I’ve recently reread the 'notability' guidelines on Wikipedia (I see that I had discussed this at length on June 27, 2007 here with respect to getting Wikipedia to cover the Paul Rosenfels Community).  In practice, to a writer on the Internet, notability is important because it means that Wikipedia can justify a separate article on the writer (beyond just a stub).

And, yes, with three (self-published) books in my 'Do Ask, Do Tell' series, I feel that I 'deserve' a Wikipedia page.  If someone wants to write one, have at it.  I guess I need to pimp myself out to get one.

I do have a very large number of search engine matches, and fair volume of hits on most of the blogs (the best seems to be with movie reviews, and with coverage of television crime stories).  And I get a lot of email, some of it spam of course, but some of it requests to review books (often self-published) and some new films.  I do get regular samples (mostly private Vimeo links) to review new films from Strand Releasing and some other indie distributors (like Breaking Glass).  I actually do most of the films.  Many of the books are too 'specialized' or too 'partisan' (toward one group's special needs) for me to have time to do, and I normally don’t review children’s books except when some unusual point is to be made.  (A lot of the books seem to be sci-fi fantasies based on bizarre premises that offer the authors opportunities for plot manipulation.)

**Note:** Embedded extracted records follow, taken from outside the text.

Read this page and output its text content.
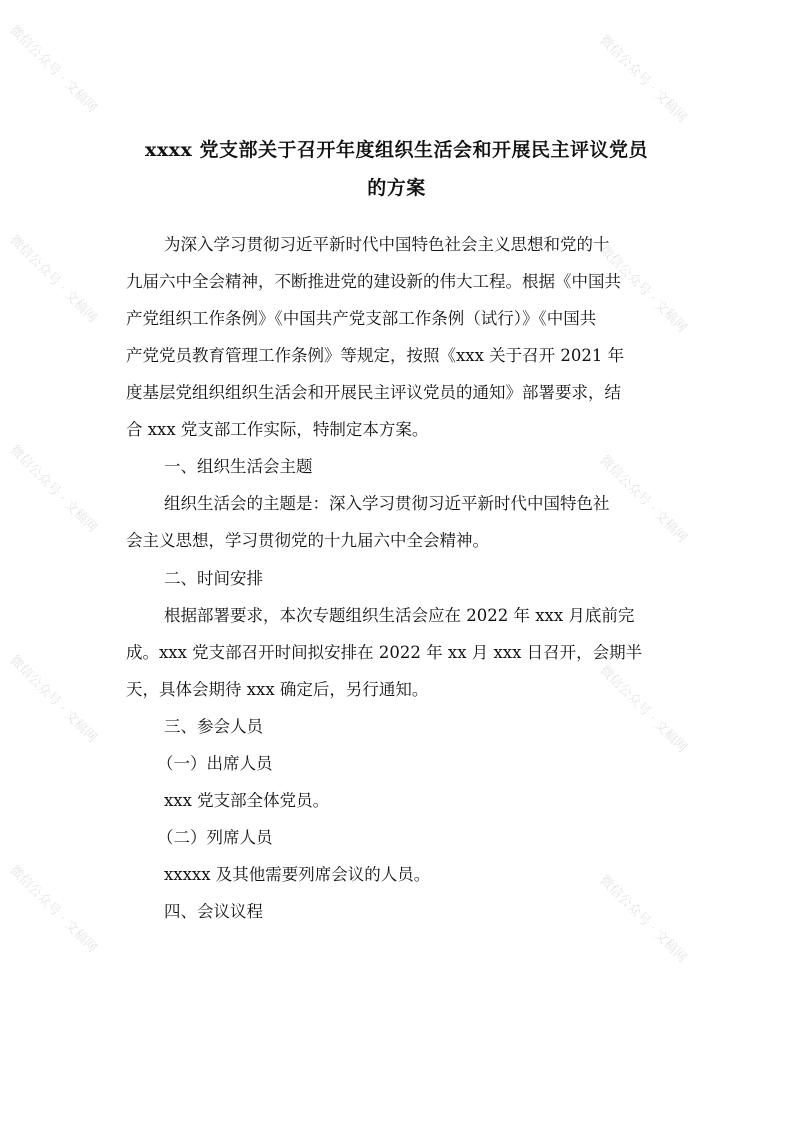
xxxx 党支部关于召开年度组织生活会和开展民主评议党员
的方案
为深入学习贯彻习近平新时代中国特色社会主义思想和党的十
九届六中全会精神，不断推进党的建设新的伟大工程。根据《中国共
产党组织工作条例》《中国共产党支部工作条例（试行）》《中国共
产党党员教育管理工作条例》等规定，按照《xxx 关于召开 2021 年
度基层党组织组织生活会和开展民主评议党员的通知》部署要求，结
合 xxx 党支部工作实际，特制定本方案。
一、组织生活会主题
组织生活会的主题是：深入学习贯彻习近平新时代中国特色社
会主义思想，学习贯彻党的十九届六中全会精神。
二、时间安排
根据部署要求，本次专题组织生活会应在 2022 年 xxx 月底前完
成。xxx 党支部召开时间拟安排在 2022 年 xx 月 xxx 日召开，会期半
天，具体会期待 xxx 确定后，另行通知。
三、参会人员
（一）出席人员
xxx 党支部全体党员。
（二）列席人员
xxxxx 及其他需要列席会议的人员。
四、会议议程
微信公众号 · 文稿网	微信公众号 · 文稿网
微信公众号 · 文稿网	微信公众号 · 文稿网
微信公众号 · 文稿网	微信公众号 · 文稿网
微信公众号 · 文稿网	微信公众号 · 文稿网
微信公众号 · 文稿网	微信公众号 · 文稿网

Getting others to make hits on your sites and contact you with review offers (which is a sign that 'you' have some backbone 'political' influence on issues over time) is a long way from what Wikipedia needs for notability. It says it needs to find commentary on your work in general media without attempts by 'you' to encourage it – that is, independent news coverage.  (I wonder if the analytics (from Urchin or similar packages as with Google Abalytics) in terms of bounce rates matters to notability.)

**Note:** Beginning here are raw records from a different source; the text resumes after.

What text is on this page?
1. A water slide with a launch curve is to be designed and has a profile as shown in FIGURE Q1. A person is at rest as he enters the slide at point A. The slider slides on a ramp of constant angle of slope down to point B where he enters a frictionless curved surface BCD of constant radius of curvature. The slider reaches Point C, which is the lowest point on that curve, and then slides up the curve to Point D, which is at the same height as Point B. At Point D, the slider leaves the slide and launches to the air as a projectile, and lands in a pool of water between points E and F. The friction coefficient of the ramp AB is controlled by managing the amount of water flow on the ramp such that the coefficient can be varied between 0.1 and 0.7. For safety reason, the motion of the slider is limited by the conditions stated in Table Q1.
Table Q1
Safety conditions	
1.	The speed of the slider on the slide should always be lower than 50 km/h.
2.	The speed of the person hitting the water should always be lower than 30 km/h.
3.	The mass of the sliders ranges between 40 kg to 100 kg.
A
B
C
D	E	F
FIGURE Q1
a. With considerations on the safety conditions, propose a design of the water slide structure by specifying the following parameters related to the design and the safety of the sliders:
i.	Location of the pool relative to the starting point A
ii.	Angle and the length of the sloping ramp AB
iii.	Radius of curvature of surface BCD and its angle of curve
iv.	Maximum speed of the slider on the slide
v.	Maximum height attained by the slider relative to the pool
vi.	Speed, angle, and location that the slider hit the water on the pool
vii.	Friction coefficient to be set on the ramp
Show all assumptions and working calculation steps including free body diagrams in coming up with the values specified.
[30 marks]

Self-publishing companies sometimes try to sell 'review' services or sell big public relations services (sometimes costing about $20000) to increase exposure for 'new' authors.  But this would seem not to “count” either.

  
What do you know, I found a story about me at Broadway Books, here.

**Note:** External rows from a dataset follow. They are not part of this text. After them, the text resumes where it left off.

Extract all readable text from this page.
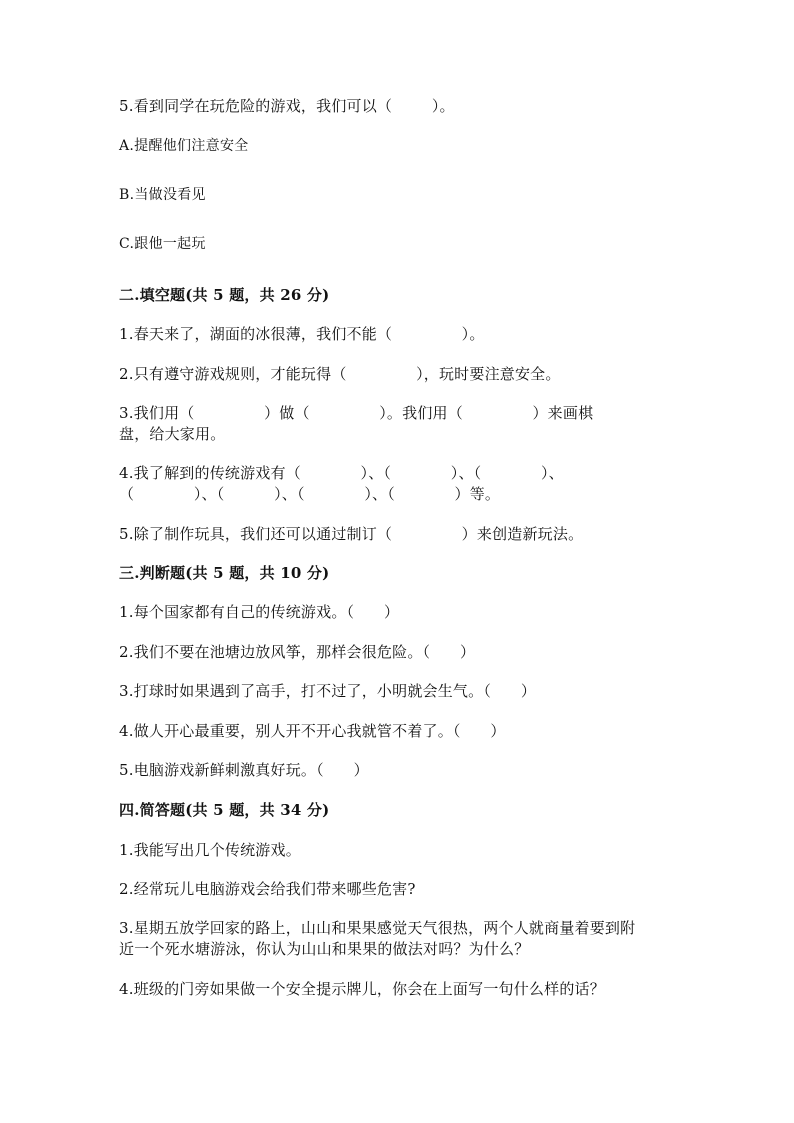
5.看到同学在玩危险的游戏，我们可以（        ）。
A.提醒他们注意安全
B.当做没看见
C.跟他一起玩
二.填空题(共 5 题，共 26 分)
1.春天来了，湖面的冰很薄，我们不能（              ）。
2.只有遵守游戏规则，才能玩得（              ），玩时要注意安全。
3.我们用（              ）做（              ）。我们用（              ）来画棋
盘，给大家用。
4.我了解到的传统游戏有（            ）、（            ）、（            ）、
（            ）、（          ）、（            ）、（            ）等。
5.除了制作玩具，我们还可以通过制订（              ）来创造新玩法。
三.判断题(共 5 题，共 10 分)
1.每个国家都有自己的传统游戏。（      ）
2.我们不要在池塘边放风筝，那样会很危险。（      ）
3.打球时如果遇到了高手，打不过了，小明就会生气。（      ）
4.做人开心最重要，别人开不开心我就管不着了。（      ）
5.电脑游戏新鲜刺激真好玩。（      ）
四.简答题(共 5 题，共 34 分)
1.我能写出几个传统游戏。
2.经常玩儿电脑游戏会给我们带来哪些危害?
3.星期五放学回家的路上，山山和果果感觉天气很热，两个人就商量着要到附
近一个死水塘游泳，你认为山山和果果的做法对吗？为什么？
4.班级的门旁如果做一个安全提示牌儿，你会在上面写一句什么样的话？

And the Paul Rosenfels Community, here (an excerpt from my first book, describing my experience at the Ninth Street Center in the 1970s).  

  
Notability does not imply moral virtue.  People who do very bad things (criminals) have Wikipedia pages just for them.  We don’t want that.  Furthermore, given the recent abuse by “ISIS”, the way social media can be abused to recruit disturbed and impressionable young men who want 'glory' raises more moral questions.